Let us consider the height of the tower AB to be x meter.
And it is given that the distance between any point C to the foot of the tower AB is 25 m, i.e, BC = 25 m.
The angle of elevation from the point C to the top of the tower is $45^{\circ}$.
$\therefore \angle C=45^{\circ }$
Now for the right angle triangle $\triangle ABC$,
$\tan \angle C=\dfrac{AB}{BC}$ [by formula (1)]
$\Rightarrow \tan 45^{\circ }=\dfrac{x}{25}$
$\Rightarrow 25\times \tan 45^{\circ }=x$
$\Rightarrow x=25\times \tan 45^{\circ }$
Now as we know that the value of $\tan 45^{\circ }$ is 1.

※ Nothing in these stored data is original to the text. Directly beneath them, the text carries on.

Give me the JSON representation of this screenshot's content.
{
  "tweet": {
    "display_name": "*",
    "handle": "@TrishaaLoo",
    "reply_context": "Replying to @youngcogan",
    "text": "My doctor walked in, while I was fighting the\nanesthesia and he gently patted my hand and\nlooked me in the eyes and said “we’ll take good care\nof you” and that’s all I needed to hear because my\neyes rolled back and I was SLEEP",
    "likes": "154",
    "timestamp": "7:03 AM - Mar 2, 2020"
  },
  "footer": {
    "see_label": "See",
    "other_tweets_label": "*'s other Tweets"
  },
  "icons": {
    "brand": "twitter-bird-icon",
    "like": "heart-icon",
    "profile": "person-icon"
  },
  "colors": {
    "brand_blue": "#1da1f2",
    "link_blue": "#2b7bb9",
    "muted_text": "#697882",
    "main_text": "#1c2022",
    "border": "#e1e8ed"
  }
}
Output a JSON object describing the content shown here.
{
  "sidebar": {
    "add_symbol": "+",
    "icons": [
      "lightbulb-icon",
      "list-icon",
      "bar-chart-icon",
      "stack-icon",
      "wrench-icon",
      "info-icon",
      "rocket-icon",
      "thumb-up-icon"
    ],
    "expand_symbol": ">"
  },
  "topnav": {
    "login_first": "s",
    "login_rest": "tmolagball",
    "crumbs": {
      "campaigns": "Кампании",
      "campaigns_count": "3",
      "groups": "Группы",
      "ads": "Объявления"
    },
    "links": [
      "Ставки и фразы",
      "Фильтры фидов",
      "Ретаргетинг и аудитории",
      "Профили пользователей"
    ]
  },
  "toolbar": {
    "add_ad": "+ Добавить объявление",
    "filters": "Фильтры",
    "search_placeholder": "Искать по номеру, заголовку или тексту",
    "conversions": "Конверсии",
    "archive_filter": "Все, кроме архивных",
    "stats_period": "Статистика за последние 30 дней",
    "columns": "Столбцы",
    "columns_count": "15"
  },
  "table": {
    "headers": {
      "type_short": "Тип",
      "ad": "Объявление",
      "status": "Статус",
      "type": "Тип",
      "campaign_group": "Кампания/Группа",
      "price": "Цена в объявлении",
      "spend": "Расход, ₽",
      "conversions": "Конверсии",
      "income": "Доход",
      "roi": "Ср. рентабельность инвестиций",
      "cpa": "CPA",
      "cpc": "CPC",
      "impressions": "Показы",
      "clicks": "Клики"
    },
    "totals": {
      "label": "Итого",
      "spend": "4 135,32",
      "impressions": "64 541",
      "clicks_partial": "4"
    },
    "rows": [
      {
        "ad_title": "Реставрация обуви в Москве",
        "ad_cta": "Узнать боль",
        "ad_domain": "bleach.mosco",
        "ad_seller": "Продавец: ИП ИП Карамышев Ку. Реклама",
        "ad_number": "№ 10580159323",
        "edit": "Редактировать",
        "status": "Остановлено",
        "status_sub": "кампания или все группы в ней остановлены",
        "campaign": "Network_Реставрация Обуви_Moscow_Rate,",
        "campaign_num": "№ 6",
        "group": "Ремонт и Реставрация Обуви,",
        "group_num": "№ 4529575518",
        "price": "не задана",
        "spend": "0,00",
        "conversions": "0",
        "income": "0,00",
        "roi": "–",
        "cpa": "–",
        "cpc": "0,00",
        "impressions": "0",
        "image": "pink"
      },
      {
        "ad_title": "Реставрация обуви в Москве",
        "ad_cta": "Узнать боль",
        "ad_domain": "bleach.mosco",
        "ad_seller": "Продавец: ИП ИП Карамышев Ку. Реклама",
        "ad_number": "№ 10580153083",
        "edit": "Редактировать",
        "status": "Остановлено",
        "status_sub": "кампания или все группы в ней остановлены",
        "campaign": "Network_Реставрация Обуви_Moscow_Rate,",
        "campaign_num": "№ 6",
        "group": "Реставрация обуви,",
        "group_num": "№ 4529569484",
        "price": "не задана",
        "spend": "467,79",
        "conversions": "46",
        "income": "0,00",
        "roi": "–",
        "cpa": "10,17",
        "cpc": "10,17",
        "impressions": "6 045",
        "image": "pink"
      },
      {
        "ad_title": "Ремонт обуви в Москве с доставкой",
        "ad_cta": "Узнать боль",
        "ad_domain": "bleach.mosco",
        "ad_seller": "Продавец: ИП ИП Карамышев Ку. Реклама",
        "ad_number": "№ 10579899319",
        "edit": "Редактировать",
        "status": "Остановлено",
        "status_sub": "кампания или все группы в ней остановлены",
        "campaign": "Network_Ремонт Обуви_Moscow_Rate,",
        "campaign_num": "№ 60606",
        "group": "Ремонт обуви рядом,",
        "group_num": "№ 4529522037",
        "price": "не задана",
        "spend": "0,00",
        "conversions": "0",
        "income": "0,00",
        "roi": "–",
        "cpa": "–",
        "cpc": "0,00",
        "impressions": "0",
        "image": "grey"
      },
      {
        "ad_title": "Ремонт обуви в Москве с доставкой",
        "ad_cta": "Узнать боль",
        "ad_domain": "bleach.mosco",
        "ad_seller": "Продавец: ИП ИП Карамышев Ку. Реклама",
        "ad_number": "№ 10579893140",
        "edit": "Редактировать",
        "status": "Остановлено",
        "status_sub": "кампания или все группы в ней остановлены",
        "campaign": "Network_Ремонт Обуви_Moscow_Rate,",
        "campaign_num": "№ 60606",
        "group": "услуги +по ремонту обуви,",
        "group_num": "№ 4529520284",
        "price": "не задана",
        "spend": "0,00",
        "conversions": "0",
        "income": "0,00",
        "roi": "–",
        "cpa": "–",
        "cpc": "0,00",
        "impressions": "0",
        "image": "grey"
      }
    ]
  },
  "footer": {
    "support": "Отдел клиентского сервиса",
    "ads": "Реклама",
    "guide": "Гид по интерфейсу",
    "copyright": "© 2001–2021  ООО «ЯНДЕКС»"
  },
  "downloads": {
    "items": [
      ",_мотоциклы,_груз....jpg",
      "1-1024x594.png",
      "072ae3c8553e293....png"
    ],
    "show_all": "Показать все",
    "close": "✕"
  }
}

So from the above equation we get,
$x=25\times 1$
$\Rightarrow x=25$

So, the correct answer is “Option C”.

Note: While solving you need to know that the adjacent side of the given angle is called base and another one is hypotenuse and the opposite side of that angle is always considered as the height of the right angle triangle. And among these three sides hypotenuse is the largest one.